Working with E Ink last fall, the Murray Hill company devised a cheap way to print plastic transistors, the circuitry that puts the "e" in e-paper. These pliable electronics can be rubber-stamped onto giant rolls, like a printing press, bypassing costly methods for etching and baking silicon transistors.
Gyricon claims its signs won't fade in sunlight; E Ink says it particles are 100 times smaller - and sharper - than Gyricon's. Either way, each camp thinks electronic paper has a bright future.
"Paper has shown itself to be a vastly superior reading medium," said E Ink Chief Executive James Iuliano, whose investors include three U.S. newspaper chains.
"People really like to read things on paper-like material," echoed Robert Sprague, leader of Gyricon. "This enables them to do that. Today it feels like e-plastic.
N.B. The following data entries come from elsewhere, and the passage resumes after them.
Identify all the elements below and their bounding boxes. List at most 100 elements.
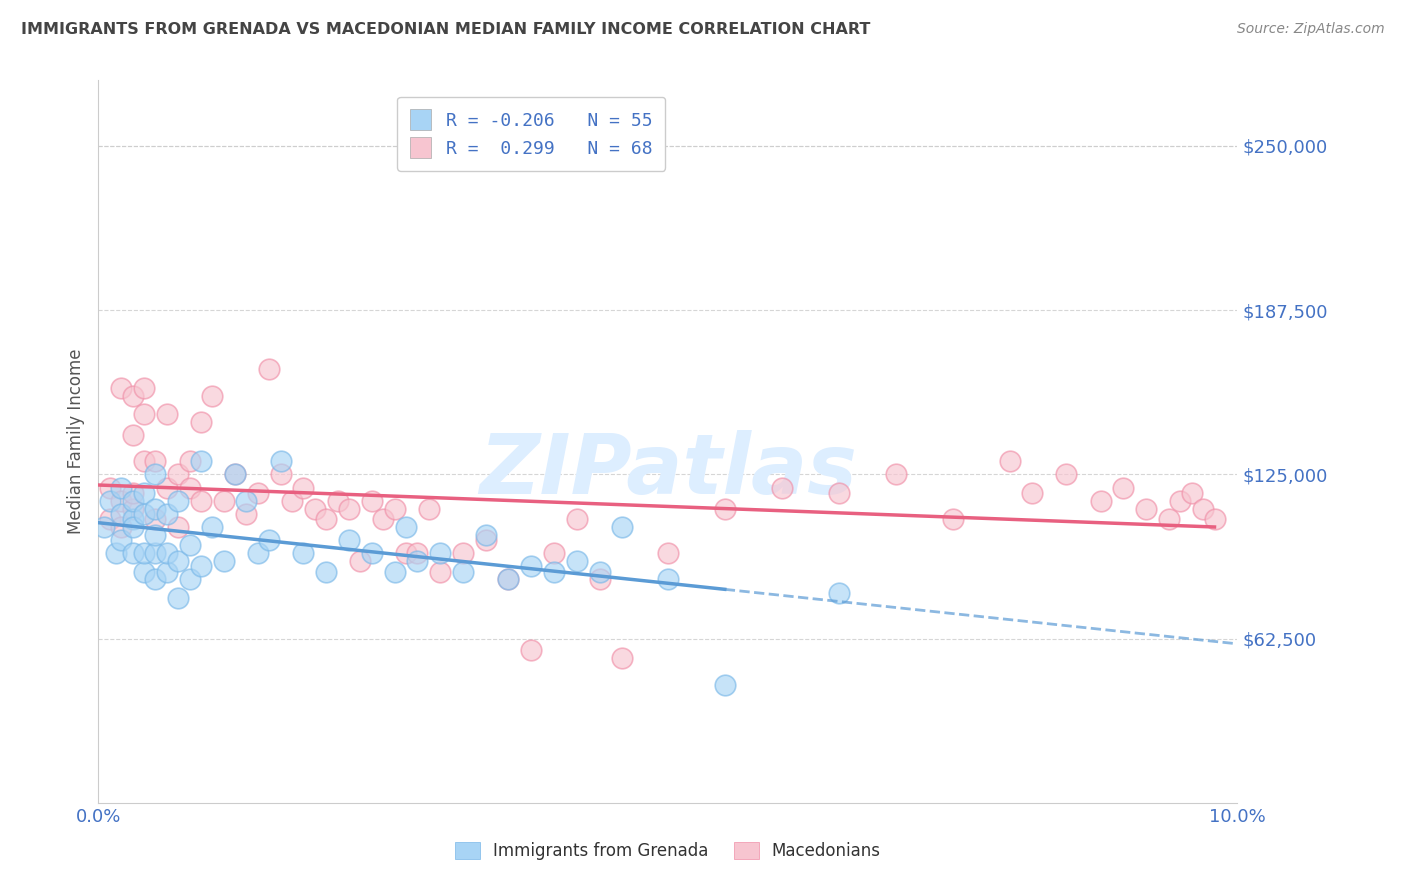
Point bbox=[1056, 467, 1078, 482]
Point bbox=[360, 546, 382, 560]
Point bbox=[145, 512, 167, 526]
Point bbox=[132, 507, 155, 521]
Point bbox=[224, 467, 246, 482]
Point bbox=[1021, 485, 1043, 500]
Point bbox=[179, 454, 201, 468]
Point bbox=[304, 501, 326, 516]
Point bbox=[145, 528, 167, 542]
Point bbox=[167, 520, 190, 534]
Point bbox=[395, 546, 418, 560]
Point bbox=[167, 493, 190, 508]
Point bbox=[373, 512, 395, 526]
Point bbox=[998, 454, 1021, 468]
Point bbox=[429, 546, 451, 560]
Point bbox=[520, 559, 543, 574]
Point bbox=[612, 520, 634, 534]
Point bbox=[384, 565, 406, 579]
Point bbox=[121, 501, 143, 516]
Point bbox=[315, 565, 337, 579]
Point bbox=[110, 493, 132, 508]
Point bbox=[179, 481, 201, 495]
Point bbox=[98, 493, 121, 508]
Point bbox=[156, 407, 179, 421]
Point bbox=[474, 528, 496, 542]
Point bbox=[281, 493, 304, 508]
Point bbox=[121, 485, 143, 500]
Point bbox=[156, 546, 179, 560]
Point bbox=[714, 501, 737, 516]
Point bbox=[156, 481, 179, 495]
Point bbox=[179, 538, 201, 552]
Point bbox=[190, 559, 212, 574]
Point bbox=[110, 533, 132, 547]
Point bbox=[406, 546, 429, 560]
Point bbox=[145, 501, 167, 516]
Point bbox=[132, 407, 155, 421]
Point bbox=[1192, 501, 1215, 516]
Point bbox=[145, 546, 167, 560]
Point bbox=[145, 573, 167, 587]
Point bbox=[145, 467, 167, 482]
Point bbox=[884, 467, 907, 482]
Point bbox=[1170, 493, 1192, 508]
Point bbox=[1181, 485, 1204, 500]
Point bbox=[121, 493, 143, 508]
Point bbox=[145, 454, 167, 468]
Point bbox=[110, 507, 132, 521]
Point bbox=[98, 481, 121, 495]
Point bbox=[360, 493, 382, 508]
Point bbox=[520, 643, 543, 657]
Point bbox=[498, 573, 520, 587]
Point bbox=[110, 481, 132, 495]
Point bbox=[770, 481, 793, 495]
Point bbox=[498, 573, 520, 587]
Legend: Immigrants from Grenada, Macedonians: Immigrants from Grenada, Macedonians bbox=[449, 835, 887, 867]
Point bbox=[190, 454, 212, 468]
Point bbox=[828, 585, 851, 599]
Point bbox=[1112, 481, 1135, 495]
Point bbox=[121, 546, 143, 560]
Point bbox=[418, 501, 440, 516]
Point bbox=[132, 565, 155, 579]
Point bbox=[1135, 501, 1157, 516]
Point bbox=[132, 454, 155, 468]
Point bbox=[451, 546, 474, 560]
Point bbox=[1090, 493, 1112, 508]
Point bbox=[384, 501, 406, 516]
Point bbox=[132, 485, 155, 500]
Y-axis label: Median Family Income: Median Family Income bbox=[66, 349, 84, 534]
Point bbox=[246, 546, 269, 560]
Point bbox=[93, 520, 115, 534]
Point bbox=[104, 546, 127, 560]
Point bbox=[828, 485, 851, 500]
Point bbox=[315, 512, 337, 526]
Point bbox=[588, 573, 610, 587]
Point bbox=[657, 546, 679, 560]
Point bbox=[292, 546, 315, 560]
Point bbox=[190, 493, 212, 508]
Point bbox=[132, 546, 155, 560]
Point bbox=[451, 565, 474, 579]
Point bbox=[235, 507, 257, 521]
Point bbox=[121, 512, 143, 526]
Point bbox=[474, 533, 496, 547]
Point bbox=[942, 512, 965, 526]
Point bbox=[201, 520, 224, 534]
Point bbox=[543, 546, 565, 560]
Point bbox=[235, 493, 257, 508]
Point bbox=[132, 381, 155, 395]
Point bbox=[429, 565, 451, 579]
Point bbox=[167, 554, 190, 568]
Point bbox=[1157, 512, 1180, 526]
Point bbox=[270, 454, 292, 468]
Point bbox=[259, 533, 281, 547]
Point bbox=[212, 493, 235, 508]
Point bbox=[121, 428, 143, 442]
Point bbox=[201, 388, 224, 402]
Point bbox=[156, 507, 179, 521]
Point bbox=[292, 481, 315, 495]
Point bbox=[337, 533, 360, 547]
Text: IMMIGRANTS FROM GRENADA VS MACEDONIAN MEDIAN FAMILY INCOME CORRELATION CHART: IMMIGRANTS FROM GRENADA VS MACEDONIAN ME… bbox=[21, 22, 870, 37]
Point bbox=[714, 677, 737, 691]
Point bbox=[121, 388, 143, 402]
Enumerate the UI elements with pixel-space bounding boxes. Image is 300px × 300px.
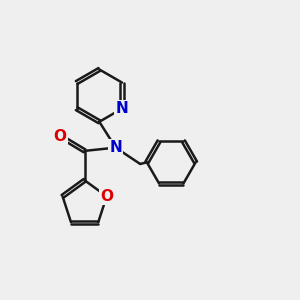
- Text: O: O: [54, 129, 67, 144]
- Text: N: N: [116, 101, 128, 116]
- Text: O: O: [100, 189, 113, 204]
- Text: N: N: [109, 140, 122, 155]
It will feel more and more like paper."
For its part, Macy's just wants to streamline the cumbersome process of printing signs. Pricing details are currently transmitted to each store, laser-printed on site and then mounted by hand.
"We're not looking at this as a labor savings, although that would be great. Our primary focus is signing integrity," said Ben Diss, directory of information systems for Macy's.
Gyricon says its technology enables quick sign changes within a single department - think "Umbrella Sale!" in a thunderstorm - or chain-wide sales teed up via the Internet. Gyricon says the wireless signals are hacker-proof.
If the Bridgewater test pans out, Diss said he might fancy something far bolder: SmartPaper price tags for products.